We seek to fill a postdoctoral position at NYU Courant and CDS, as part of M²LInES (Multiscale Machine Learning In Coupled Earth System Modeling). This is an international effort to further our understanding of the climate system and improve climate models with scientific machine learning by reducing biases at the air-sea interface. M²LInES includes climate scientists, numerical modelers, and machine learning experts at NYU, Princeton, Columbia, MIT, Lamont, GFDL, NCAR, IPSL, IGE.
The postdoctoral associate will focus on improving our understanding of ocean processes which influence global climate, in particular patterns of sea surface temperatures and heat uptake. The project will focus on using methods such as equation discovery to learn new physics and develop subgrid parameterizations of ocean processes (e.g., Zanna & Bolton, 2020; or Ross et al., 2022) to ensure interpretability, and easy implementation in global models. The postdoctoral researcher will work under the supervision of Prof Laure Zanna and is expected to collaborate with other members of M²LInES.

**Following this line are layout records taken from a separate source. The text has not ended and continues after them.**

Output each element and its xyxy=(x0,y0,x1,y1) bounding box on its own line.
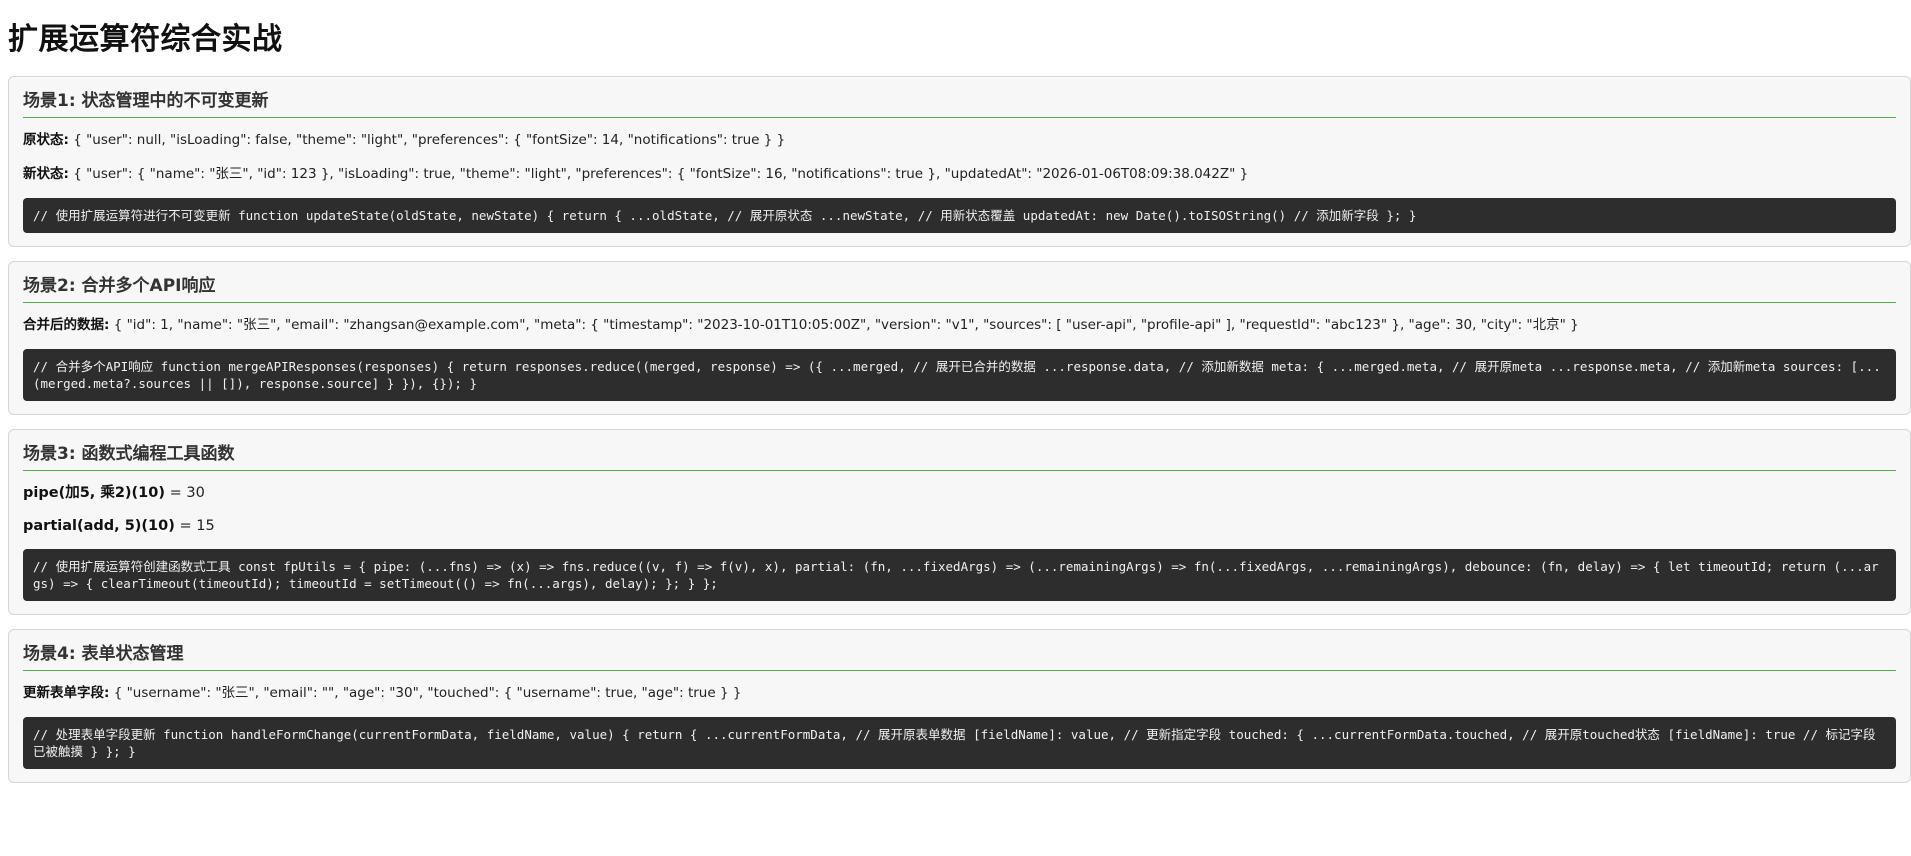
page: 扩展运算符综合实战 场景1: 状态管理中的不可变更新 原状态: { "user"… xyxy=(0,0,1911,856)
merged-data-value: { "id": 1, "name": "张三", "email": "zhang… xyxy=(109,317,1579,333)
new-state-label: 新状态: xyxy=(23,166,69,182)
new-state-row: 新状态: { "user": { "name": "张三", "id": 123… xyxy=(23,164,1896,184)
new-state-value: { "user": { "name": "张三", "id": 123 }, "… xyxy=(68,166,1249,182)
pipe-expression: pipe(加5, 乘2)(10) xyxy=(23,485,165,501)
original-state-value: { "user": null, "isLoading": false, "the… xyxy=(68,132,786,148)
section-title: 场景2: 合并多个API响应 xyxy=(23,274,1896,303)
section-title: 场景1: 状态管理中的不可变更新 xyxy=(23,89,1896,118)
form-update-row: 更新表单字段: { "username": "张三", "email": "",… xyxy=(23,683,1896,703)
code-block: // 合并多个API响应 function mergeAPIResponses(… xyxy=(23,349,1896,401)
code-block: // 使用扩展运算符进行不可变更新 function updateState(o… xyxy=(23,198,1896,233)
pipe-result: = 30 xyxy=(164,485,205,501)
original-state-label: 原状态: xyxy=(23,132,69,148)
page-title: 扩展运算符综合实战 xyxy=(8,22,283,57)
partial-result: = 15 xyxy=(174,518,215,534)
form-update-label: 更新表单字段: xyxy=(23,685,110,701)
code-block: // 处理表单字段更新 function handleFormChange(cu… xyxy=(23,717,1896,769)
partial-result-row: partial(add, 5)(10) = 15 xyxy=(23,516,1896,536)
section-fp-utils: 场景3: 函数式编程工具函数 pipe(加5, 乘2)(10) = 30 par… xyxy=(8,429,1911,615)
merged-data-label: 合并后的数据: xyxy=(23,317,110,333)
section-form-state: 场景4: 表单状态管理 更新表单字段: { "username": "张三", … xyxy=(8,629,1911,783)
section-state-management: 场景1: 状态管理中的不可变更新 原状态: { "user": null, "i… xyxy=(8,76,1911,247)
form-update-value: { "username": "张三", "email": "", "age": … xyxy=(109,685,742,701)
original-state-row: 原状态: { "user": null, "isLoading": false,… xyxy=(23,130,1896,150)
section-title: 场景3: 函数式编程工具函数 xyxy=(23,442,1896,471)
merged-data-row: 合并后的数据: { "id": 1, "name": "张三", "email"… xyxy=(23,315,1896,335)
pipe-result-row: pipe(加5, 乘2)(10) = 30 xyxy=(23,483,1896,503)
section-title: 场景4: 表单状态管理 xyxy=(23,642,1896,671)
code-block: // 使用扩展运算符创建函数式工具 const fpUtils = { pipe… xyxy=(23,549,1896,601)
partial-expression: partial(add, 5)(10) xyxy=(23,518,175,534)
section-merge-api: 场景2: 合并多个API响应 合并后的数据: { "id": 1, "name"… xyxy=(8,261,1911,415)
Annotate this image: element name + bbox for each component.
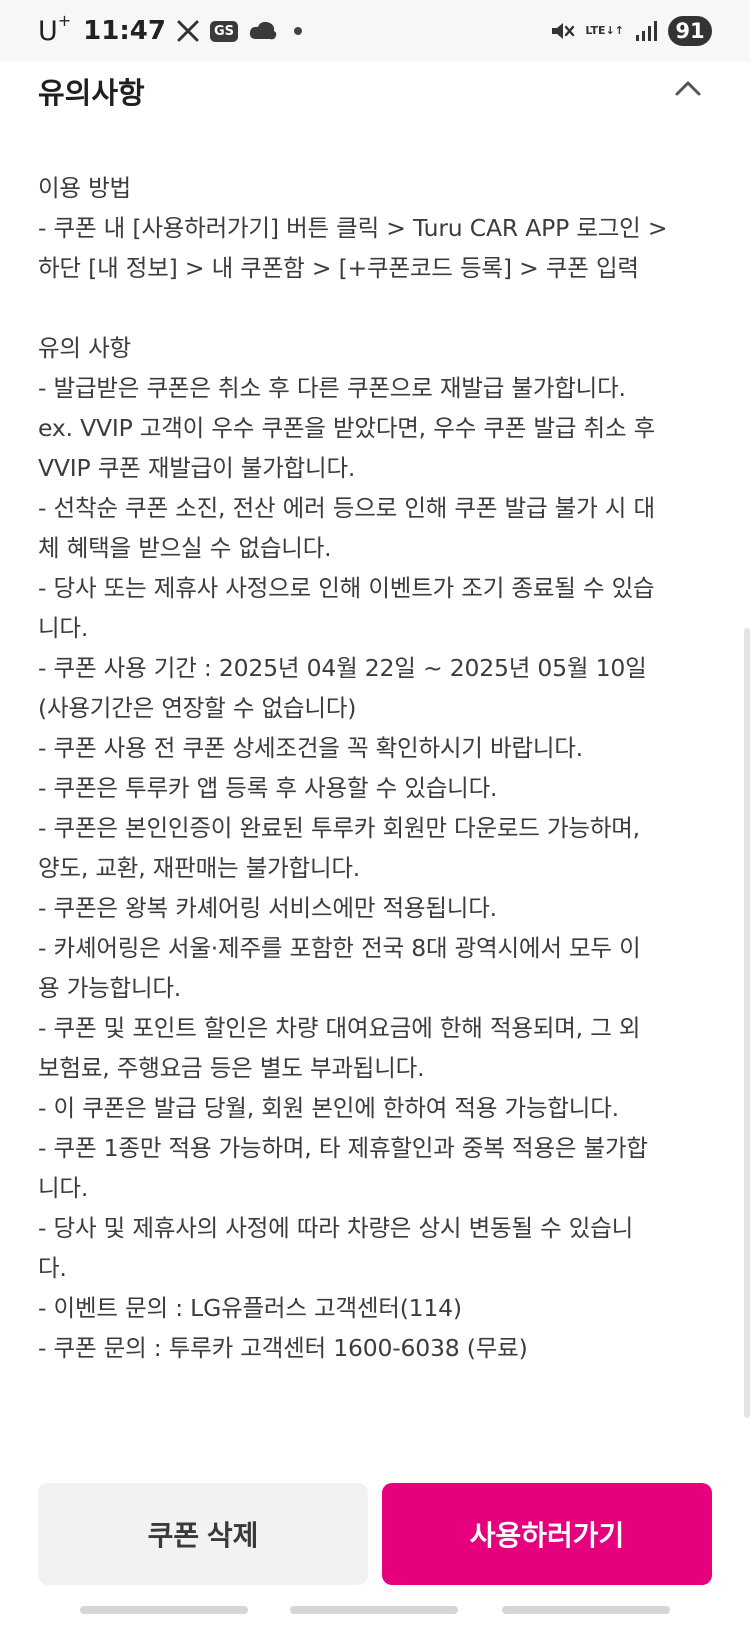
notice-line: - 선착순 쿠폰 소진, 전산 에러 등으로 인해 쿠폰 발급 불가 시 대 — [38, 494, 655, 522]
mute-icon — [549, 19, 575, 43]
usage-line: 하단 [내 정보] > 내 쿠폰함 > [+쿠폰코드 등록] > 쿠폰 입력 — [38, 254, 639, 282]
scrollbar[interactable] — [744, 628, 750, 1418]
notice-line: 니다. — [38, 614, 89, 642]
notice-line: - 쿠폰은 왕복 카셰어링 서비스에만 적용됩니다. — [38, 894, 497, 922]
notice-line: 보험료, 주행요금 등은 별도 부과됩니다. — [38, 1054, 425, 1082]
notice-line: - 카셰어링은 서울·제주를 포함한 전국 8대 광역시에서 모두 이 — [38, 934, 641, 962]
usage-line: - 쿠폰 내 [사용하러가기] 버튼 클릭 > Turu CAR APP 로그인… — [38, 214, 668, 242]
lte-icon: LTE ↓↑ — [585, 24, 624, 37]
notice-heading: 유의 사항 — [38, 334, 131, 362]
status-bar-left: U+ 11:47 GS — [38, 11, 302, 48]
nav-indicator — [290, 1606, 458, 1614]
notice-header[interactable]: 유의사항 — [0, 62, 750, 122]
notice-line: ex. VVIP 고객이 우수 쿠폰을 받았다면, 우수 쿠폰 발급 취소 후 — [38, 414, 656, 442]
delete-coupon-button[interactable]: 쿠폰 삭제 — [38, 1483, 368, 1585]
dot-icon — [293, 27, 302, 35]
clock: 11:47 — [83, 16, 166, 46]
notice-line: - 당사 또는 제휴사 사정으로 인해 이벤트가 조기 종료될 수 있습 — [38, 574, 655, 602]
notice-line: - 이 쿠폰은 발급 당월, 회원 본인에 한하여 적용 가능합니다. — [38, 1094, 619, 1122]
chevron-up-icon — [675, 81, 701, 96]
notice-section: 유의 사항 - 발급받은 쿠폰은 취소 후 다른 쿠폰으로 재발급 불가합니다.… — [38, 328, 718, 1368]
notice-line: - 이벤트 문의 : LG유플러스 고객센터(114) — [38, 1294, 462, 1322]
notice-line: - 발급받은 쿠폰은 취소 후 다른 쿠폰으로 재발급 불가합니다. — [38, 374, 626, 402]
notice-line: 니다. — [38, 1174, 89, 1202]
usage-heading: 이용 방법 — [38, 174, 131, 202]
notice-line: 양도, 교환, 재판매는 불가합니다. — [38, 854, 361, 882]
notice-line: - 쿠폰 및 포인트 할인은 차량 대여요금에 한해 적용되며, 그 외 — [38, 1014, 641, 1042]
battery-icon: 91 — [668, 16, 712, 46]
notice-line: - 쿠폰 사용 기간 : 2025년 04월 22일 ~ 2025년 05월 1… — [38, 654, 647, 682]
notice-line: (사용기간은 연장할 수 없습니다) — [38, 694, 357, 722]
usage-section: 이용 방법 - 쿠폰 내 [사용하러가기] 버튼 클릭 > Turu CAR A… — [38, 168, 718, 288]
x-icon — [176, 19, 200, 43]
notice-line: - 쿠폰은 본인인증이 완료된 투루카 회원만 다운로드 가능하며, — [38, 814, 640, 842]
collapse-button[interactable] — [666, 66, 710, 110]
notice-line: 용 가능합니다. — [38, 974, 182, 1002]
use-coupon-button[interactable]: 사용하러가기 — [382, 1483, 712, 1585]
notice-line: - 당사 및 제휴사의 사정에 따라 차량은 상시 변동될 수 있습니 — [38, 1214, 634, 1242]
coupon-notice-page: U+ 11:47 GS LTE ↓↑ 91 유의사항 이용 방법 - 쿠폰 내 … — [0, 0, 750, 1625]
status-bar: U+ 11:47 GS LTE ↓↑ 91 — [0, 0, 750, 62]
gs-icon: GS — [209, 20, 238, 42]
signal-icon — [634, 19, 658, 43]
carrier-label: U+ — [38, 11, 72, 47]
section-title: 유의사항 — [38, 76, 145, 110]
notice-content: 이용 방법 - 쿠폰 내 [사용하러가기] 버튼 클릭 > Turu CAR A… — [38, 168, 718, 1368]
notice-line: VVIP 쿠폰 재발급이 불가합니다. — [38, 454, 356, 482]
cloud-icon — [248, 19, 278, 43]
notice-line: - 쿠폰 1종만 적용 가능하며, 타 제휴할인과 중복 적용은 불가합 — [38, 1134, 648, 1162]
notice-line: 체 혜택을 받으실 수 없습니다. — [38, 534, 332, 562]
notice-line: - 쿠폰 사용 전 쿠폰 상세조건을 꼭 확인하시기 바랍니다. — [38, 734, 583, 762]
nav-indicator — [80, 1606, 248, 1614]
notice-line: - 쿠폰 문의 : 투루카 고객센터 1600-6038 (무료) — [38, 1334, 528, 1362]
notice-line: 다. — [38, 1254, 67, 1282]
status-bar-right: LTE ↓↑ 91 — [539, 14, 712, 48]
nav-indicator — [502, 1606, 670, 1614]
notice-line: - 쿠폰은 투루카 앱 등록 후 사용할 수 있습니다. — [38, 774, 498, 802]
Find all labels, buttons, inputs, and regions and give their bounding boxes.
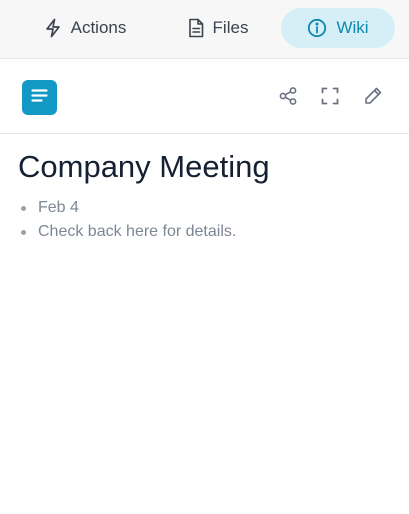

Further information about equation-discovery for physics is discussed in a recent Quanta article, details about machine learning for multiscale ocean processes are outlined in a SIAM news article, and a description of M²LInES’ goals and members can be found on our website.
The position, available immediately, is a full-time appointment, initially for one year, with the possibility of renewal for up to three years, subject to satisfactory performance and available funding.